Wona Bae & Charlie Lawler
September 29 - November 5, 2023
Throughout most of human existence, we have lived in a complex web of relationships with all other species in addition to the air, water, and soil - an eco-centric view. We have recognised our reliance on the world around us. However, in the past couple of hundred years, this perspective has shifted. We have created a world that revolves around us, for us - an anthropocentric view.
Artists Wona Bae (South Korea) and Charlie Lawler (Australia) have added another chapter to their long career of poetic and conceptual installations that articulate the many connections between nature and the human condition.
In botany, there's a survival strategy plants use called serotiny, which simply means ‘Later’. In the Australian bush, this is exhibited by plants that retain their seeds until release is triggered by the heat of fire.
Testament to the resilience of nature, and in homage to the humble seed, one of the great innovators of the environmental world. For ‘Late’, the artists reimagine a serotinous seed-like form. Mapped within its charred spiked structure are climate data points relating to the Gosper’s Mountain mega-fire that raged for 79 days on Sydney’s northern fringe from late October 2019 to January 2020.
The humbling magnitude of Australia’s black summer bushfires serves as a reminder of how these natural systems, which have slowly adapted over millennia, stand in stark contrast to the ongoing human-induced climate emergency and the effects of decades of stalled action on climate change.
Responding to Passage's unique gallery setting, the scale and positioning of the work creates a deliberate tension with the flow of the room.

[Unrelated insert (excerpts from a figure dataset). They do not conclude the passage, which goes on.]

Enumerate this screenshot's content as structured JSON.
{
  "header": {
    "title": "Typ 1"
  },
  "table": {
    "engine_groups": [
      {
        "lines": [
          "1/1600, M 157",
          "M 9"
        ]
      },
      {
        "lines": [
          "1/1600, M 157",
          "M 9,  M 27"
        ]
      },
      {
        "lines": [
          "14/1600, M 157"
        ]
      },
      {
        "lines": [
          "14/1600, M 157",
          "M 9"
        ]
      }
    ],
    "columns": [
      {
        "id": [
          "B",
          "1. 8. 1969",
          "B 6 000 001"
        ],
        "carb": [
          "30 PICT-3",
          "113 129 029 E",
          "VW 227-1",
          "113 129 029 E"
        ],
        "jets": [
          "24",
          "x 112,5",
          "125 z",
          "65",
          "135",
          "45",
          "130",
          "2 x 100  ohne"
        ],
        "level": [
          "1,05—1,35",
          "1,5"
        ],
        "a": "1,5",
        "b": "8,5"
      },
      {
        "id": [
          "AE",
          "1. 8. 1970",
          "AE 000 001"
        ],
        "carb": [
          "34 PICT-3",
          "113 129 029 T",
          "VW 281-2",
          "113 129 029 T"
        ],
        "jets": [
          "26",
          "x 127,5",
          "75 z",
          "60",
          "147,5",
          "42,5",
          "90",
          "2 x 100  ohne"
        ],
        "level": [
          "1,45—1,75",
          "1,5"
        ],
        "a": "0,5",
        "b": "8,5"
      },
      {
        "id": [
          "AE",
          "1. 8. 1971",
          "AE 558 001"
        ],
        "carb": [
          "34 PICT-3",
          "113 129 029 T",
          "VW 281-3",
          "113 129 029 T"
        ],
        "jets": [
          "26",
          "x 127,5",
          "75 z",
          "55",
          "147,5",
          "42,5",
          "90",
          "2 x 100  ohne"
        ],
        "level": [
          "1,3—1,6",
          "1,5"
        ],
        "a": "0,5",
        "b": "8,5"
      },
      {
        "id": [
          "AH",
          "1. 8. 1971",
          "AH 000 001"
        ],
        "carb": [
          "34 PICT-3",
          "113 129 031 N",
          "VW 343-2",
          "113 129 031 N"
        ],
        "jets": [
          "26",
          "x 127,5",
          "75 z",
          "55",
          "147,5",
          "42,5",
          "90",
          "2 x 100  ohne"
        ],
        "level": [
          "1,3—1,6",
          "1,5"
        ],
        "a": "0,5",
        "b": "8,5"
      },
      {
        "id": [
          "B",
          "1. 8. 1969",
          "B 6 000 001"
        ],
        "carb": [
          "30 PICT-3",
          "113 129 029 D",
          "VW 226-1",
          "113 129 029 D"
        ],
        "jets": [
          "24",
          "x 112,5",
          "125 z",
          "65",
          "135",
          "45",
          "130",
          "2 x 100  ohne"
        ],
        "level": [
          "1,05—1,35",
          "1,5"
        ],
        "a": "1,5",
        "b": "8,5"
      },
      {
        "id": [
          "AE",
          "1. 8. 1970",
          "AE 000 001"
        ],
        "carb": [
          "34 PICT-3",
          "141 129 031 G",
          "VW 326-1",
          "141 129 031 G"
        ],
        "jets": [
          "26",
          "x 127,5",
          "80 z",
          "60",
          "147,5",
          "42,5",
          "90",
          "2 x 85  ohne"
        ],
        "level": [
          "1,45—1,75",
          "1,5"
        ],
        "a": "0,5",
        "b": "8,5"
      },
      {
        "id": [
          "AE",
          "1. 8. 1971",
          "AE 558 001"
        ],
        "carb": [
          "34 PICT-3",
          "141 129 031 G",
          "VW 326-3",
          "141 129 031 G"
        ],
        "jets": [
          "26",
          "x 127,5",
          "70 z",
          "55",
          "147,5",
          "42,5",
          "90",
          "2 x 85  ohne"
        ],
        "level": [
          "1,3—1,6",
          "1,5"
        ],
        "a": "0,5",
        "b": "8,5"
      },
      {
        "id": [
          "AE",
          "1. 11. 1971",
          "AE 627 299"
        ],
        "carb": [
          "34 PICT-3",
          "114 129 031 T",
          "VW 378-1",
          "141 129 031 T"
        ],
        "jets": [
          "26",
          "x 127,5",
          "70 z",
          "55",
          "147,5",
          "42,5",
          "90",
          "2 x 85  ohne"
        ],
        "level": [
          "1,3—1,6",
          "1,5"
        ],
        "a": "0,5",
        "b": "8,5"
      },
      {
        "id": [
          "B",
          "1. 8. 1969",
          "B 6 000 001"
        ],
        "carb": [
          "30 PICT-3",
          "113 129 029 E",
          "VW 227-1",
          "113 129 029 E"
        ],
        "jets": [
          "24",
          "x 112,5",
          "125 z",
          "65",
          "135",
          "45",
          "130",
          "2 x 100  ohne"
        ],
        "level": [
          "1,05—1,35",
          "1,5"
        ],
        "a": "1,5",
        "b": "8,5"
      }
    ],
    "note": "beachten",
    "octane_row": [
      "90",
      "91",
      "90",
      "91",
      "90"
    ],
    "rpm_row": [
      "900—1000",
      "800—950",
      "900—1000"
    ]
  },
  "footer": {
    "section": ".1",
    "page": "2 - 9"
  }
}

Like the elephant in the room, partially obstructing the entrance, 'Late' challenges the viewer to navigate their way around the work, both metaphorically and physically.
Images by Document Photography
About The Artists
Artists Wona Bae (South Korea) and Charlie Lawler (Australia) are a collaborative duo based in Melbourne, known internationally for their installations and sculptures that navigate the visceral and symbiotic connections between people and nature.
Their installations are often site-specific and create a dialogue with the surrounding architecture or space. Their artworks deconstruct and distort familiar natural forms and present new landscapes to be considered and explored. Bae and Lawler present the natural world as active and central in an era of polarisation, inequality, inaction and apathy. Their work combines installation, sculpture, relief, sound, and photographs documenting ephemeral interventions.
The artist duo have exhibited extensively internationally and within Australia such as Gujung Art Centre, South Korea, See You Soon Gallery, Tokyo, The National, AGNSW, Sydney, Heide and NGV, Melbourne.